The private partners are treating areas of the forest faster, at lower costs and producing more sellable lumber than the Forest Service could on its own, Smoldon said. Where the Forest Service estimated it could treat 6,000 acres of forestland and produce about 45 million to 60 million board feet of lumber each year, the partnership has allowed crews to handle 16,000 acres a year, producing close to 150 million board feet of lumber.

That means jobs for the local economy, said McMorris Rodgers. A 2007 study by researchers at the University of Washington found that for each additional million board feet of lumber produced, roughly 12 jobs are created in forest-related industries.

McMorris Rodgers has introduced federal legislation that would enable similar programs to take place elsewhere in the country. In the spring, she invited Christiansen to the Colville National Forest to tour the project area and see for herself the fruits of the partnership between the Forest Service, Vaagen Bros. and Northwest Management, Inc., the forestry service hired to supervise the thinning work to ensure compliance with Forest Service standards.

“Our goal here is to improve the health of the Colville National Forest,” McMorris Rodgers said. “That is one of the best deterrents to catastrophic wildfires, is to have healthy forests. When you have trees that are stressed and damaged, that makes them more susceptible to the fire.”

The plan is not without controversy. After Vaagen Bros. was awarded the contract, the nonprofit group Alliance for the Wild Rockies filed a federal lawsuit in Spokane alleging violations of federal environmental and forestry laws.

The group, based in Montana, sought an injunction to halt the project. That was thrown out in October 2016 by U.S. District Court Judge Rosanna M. Peterson, who cited the extensive planning that had taken place prior to harvesting operations. But the group hopes to win a hearing Aug. 22 that could still stop the project.

“This is a huge step toward privatization, and a huge problem for public land,” said Jeff Juel, a private consultant who has previously worked for the Wild Rockies group, said.

Duane Vaagen, president of Vaagen Bros., said the company had received local support from county commissioners and the Forest Service in the lawsuit.

“It would be a real blow if we had to halt any of this,” he said.

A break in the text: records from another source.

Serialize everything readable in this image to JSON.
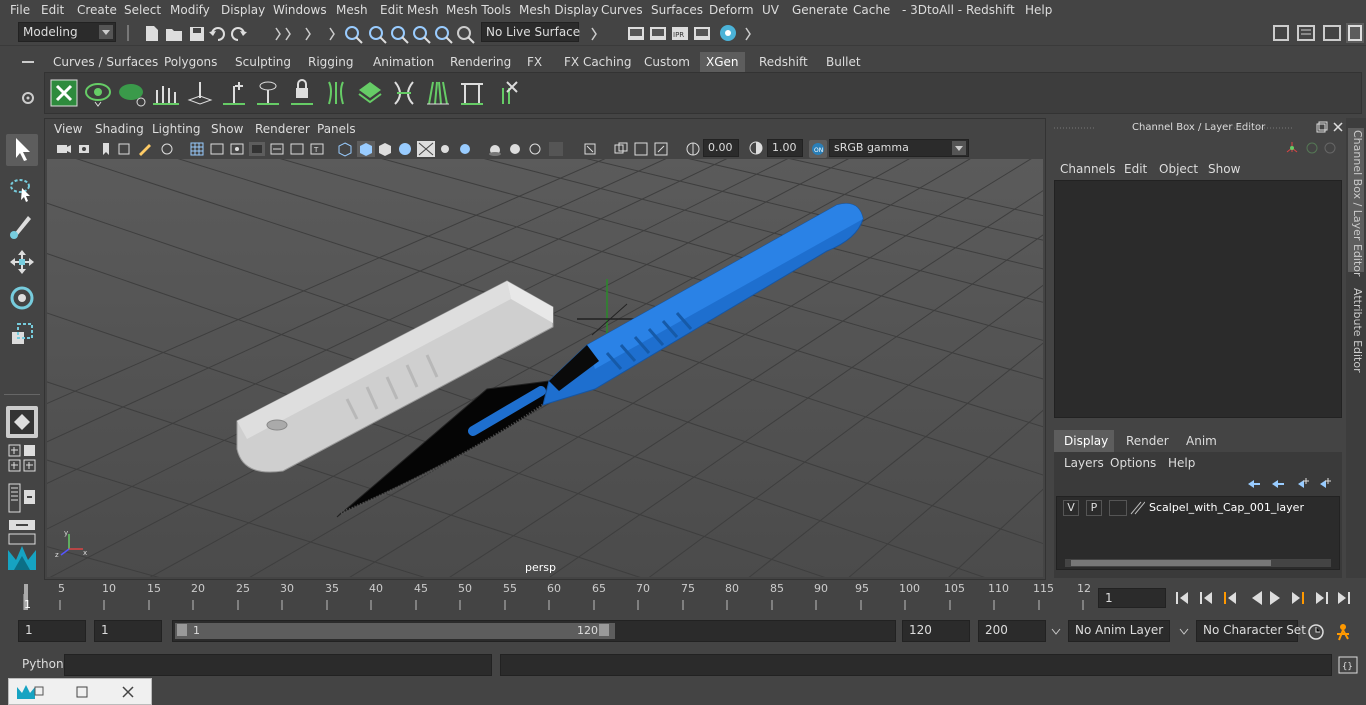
{
  "menubar": {
    "items": [
      "File",
      "Edit",
      "Create",
      "Select",
      "Modify",
      "Display",
      "Windows",
      "Mesh",
      "Edit Mesh",
      "Mesh Tools",
      "Mesh Display",
      "Curves",
      "Surfaces",
      "Deform",
      "UV",
      "Generate",
      "Cache",
      "- 3DtoAll -",
      "Redshift",
      "Help"
    ]
  },
  "statusline": {
    "mode": "Modeling",
    "live_surface": "No Live Surface"
  },
  "shelf": {
    "tabs": [
      "Curves / Surfaces",
      "Polygons",
      "Sculpting",
      "Rigging",
      "Animation",
      "Rendering",
      "FX",
      "FX Caching",
      "Custom",
      "XGen",
      "Redshift",
      "Bullet"
    ],
    "active_tab": "XGen"
  },
  "viewport": {
    "menu": [
      "View",
      "Shading",
      "Lighting",
      "Show",
      "Renderer",
      "Panels"
    ],
    "exposure": "0.00",
    "gamma": "1.00",
    "colorspace": "sRGB gamma",
    "camera_label": "persp"
  },
  "channelbox": {
    "title": "Channel Box / Layer Editor",
    "menu": [
      "Channels",
      "Edit",
      "Object",
      "Show"
    ],
    "layer_tabs": [
      "Display",
      "Render",
      "Anim"
    ],
    "active_layer_tab": "Display",
    "layer_menu": [
      "Layers",
      "Options",
      "Help"
    ],
    "layer": {
      "v": "V",
      "p": "P",
      "name": "Scalpel_with_Cap_001_layer"
    }
  },
  "sidetabs": [
    "Channel Box / Layer Editor",
    "Attribute Editor"
  ],
  "timeline": {
    "ticks": [
      "5",
      "10",
      "15",
      "20",
      "25",
      "30",
      "35",
      "40",
      "45",
      "50",
      "55",
      "60",
      "65",
      "70",
      "75",
      "80",
      "85",
      "90",
      "95",
      "100",
      "105",
      "110",
      "115",
      "12"
    ],
    "start_marker": "1",
    "current_frame": "1"
  },
  "range": {
    "start": "1",
    "playback_start": "1",
    "slider_start": "1",
    "slider_end": "120",
    "playback_end": "120",
    "end": "200",
    "anim_layer": "No Anim Layer",
    "character_set": "No Character Set"
  },
  "cmdline": {
    "language": "Python"
  },
  "colors": {
    "accent_blue": "#1e6fcf",
    "active_tab": "#5d5d5d",
    "panel": "#444444"
  }
}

Project supporters say a coalition of local conservation firms, including The Lands Council, the Kettle Range Conservation Group and The Nature Conservancy, are involved in the Mill Creek work.

Vaagen pointed to a ridge several miles up a newly leveled forest road, upgraded as a result of the A to Z Project to allow hunting and berry-picking access in areas of the Colville previously inaccessible. About 40 acres of forestland burned on the ridge last July on a scorching summer day with howling winds. Halting those types of fires is the purpose of the A to Z Project, Vaagen said.

“What we want to do is get more of the fuels out,” he said.

The Forest Service hopes to launch another A to Z Project in the Colville forest near Chewelah and has already begun the planning process. Christiansen said she was encouraged by what she saw Thursday in the woods of northeastern Washington.

“This is a way that is fully transparent,” she said. “It has the competitiveness that is needed to bring in the market sector in helping to get treatments done.”